A panel convened to study solutions to Canada’s isotope crisis submitted its report to Natural Resources Minister Lisa Raitt yesterday. Ms. Raitt’s office has promised to release the report “in the coming days,” but the dozens of groups who submitted proposals to the panel say they’ve heard nothing. Meanwhile, health-care providers across the country are still wondering who’s going to foot the isotope shortage’s multimillion-dollar bill.

The federal Conservatives formally announced plans to restructure AECL earlier this year. Although Ms. Raitt’s office has no plans to release a report completed in October by Rothschild and Sons with recommendations on how to dispose of the former nuclear innovator, it will likely be split in two, with the CANDU reactor business largely privatized.

What worries Mr. Tapp is that Chalk River’s reactor would be left to languish.

“If the government decides in their wisdom that the CANDU technology no longer represents something the Canadian government wants to invest in … we don’t want Chalk River to be strapped to that. Once the CANDU sunset starts, we don’t want to go down with the ship. We want to stand alone and say we can do a lot more than CANDU.”

What the task force is proposing would see the aging NRU replaced with a billion-dollar, multipurpose reactor that would not only keep the lights on at Chalk River, but revitalize a former global nuclear leader that has lost its shimmer.

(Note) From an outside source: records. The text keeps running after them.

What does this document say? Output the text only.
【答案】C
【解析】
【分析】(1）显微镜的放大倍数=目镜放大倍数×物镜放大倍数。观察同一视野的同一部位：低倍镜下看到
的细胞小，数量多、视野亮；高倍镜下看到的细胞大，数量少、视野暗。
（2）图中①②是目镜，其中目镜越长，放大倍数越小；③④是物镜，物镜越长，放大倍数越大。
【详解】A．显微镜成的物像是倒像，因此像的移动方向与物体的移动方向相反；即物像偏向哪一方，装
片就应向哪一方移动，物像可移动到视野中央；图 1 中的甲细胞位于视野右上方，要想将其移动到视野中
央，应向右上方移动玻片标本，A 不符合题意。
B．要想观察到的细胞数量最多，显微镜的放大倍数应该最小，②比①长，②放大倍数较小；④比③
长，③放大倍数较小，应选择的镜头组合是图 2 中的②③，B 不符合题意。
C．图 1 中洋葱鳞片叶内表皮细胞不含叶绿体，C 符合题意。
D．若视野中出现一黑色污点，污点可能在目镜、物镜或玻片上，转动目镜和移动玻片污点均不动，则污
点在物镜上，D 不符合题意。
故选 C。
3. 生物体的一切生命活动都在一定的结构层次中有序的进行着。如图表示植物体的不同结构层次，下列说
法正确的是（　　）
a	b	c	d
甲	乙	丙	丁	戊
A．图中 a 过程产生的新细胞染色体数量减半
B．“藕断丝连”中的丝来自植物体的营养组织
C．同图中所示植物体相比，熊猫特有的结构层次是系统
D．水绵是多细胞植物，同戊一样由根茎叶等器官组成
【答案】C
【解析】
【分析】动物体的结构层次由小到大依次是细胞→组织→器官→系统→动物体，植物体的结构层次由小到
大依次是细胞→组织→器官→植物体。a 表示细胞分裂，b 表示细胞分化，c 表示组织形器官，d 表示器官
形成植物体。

The proposed reactor would cost between $800-million and $1.7-billion to build, and another $600-million a year to operate. It would act as a nursery of sorts for academics and industry alike, with a far broader, research-based focus than the NRU has now.

“I’d like to see Chalk River become a national lab so that Canada can sort of step up to the plate in the world arena and become a player in high technology again,” Mr. Tapp said.”

He said they haven’t gotten a response, but they hope to gain an audience with Ms. Raitt and the Commons finance committee. In addition to an e-mail campaign, the group plans presentations to local chambers of commerce and municipal governments to convince them that the thousands of jobs and innovation the site represents merits its preservation.

The group has an ally in Cheryl Gallant, Conservative MP for Renfrew-Nipissing-Pembroke, which includes Chalk River. Losing the nuclear site would be “devastating” for the area, she said: AECL’s Chalk River site contributed $210-million directly into the local economy in 2008-09.

“The people who work at Chalk River are an integral part of our local economy,” she said. “There has to be an all-of-community push to ensure [the reactor stays].”

It makes sense for Chalk River’s employees to move forward with their own plan in the hopes the federal government will turn to them come restructuring time, says Dominic Ryan, president of the Canadian Institute for Neutron Scattering, which does its research at Chalk River.”Within a vacuum there’s two things you can do: You can just hunker down and hope the water passes over you and you don’t get hit, or you can start planning yourself in the hope that when someone asks a question … you have an answer ready.”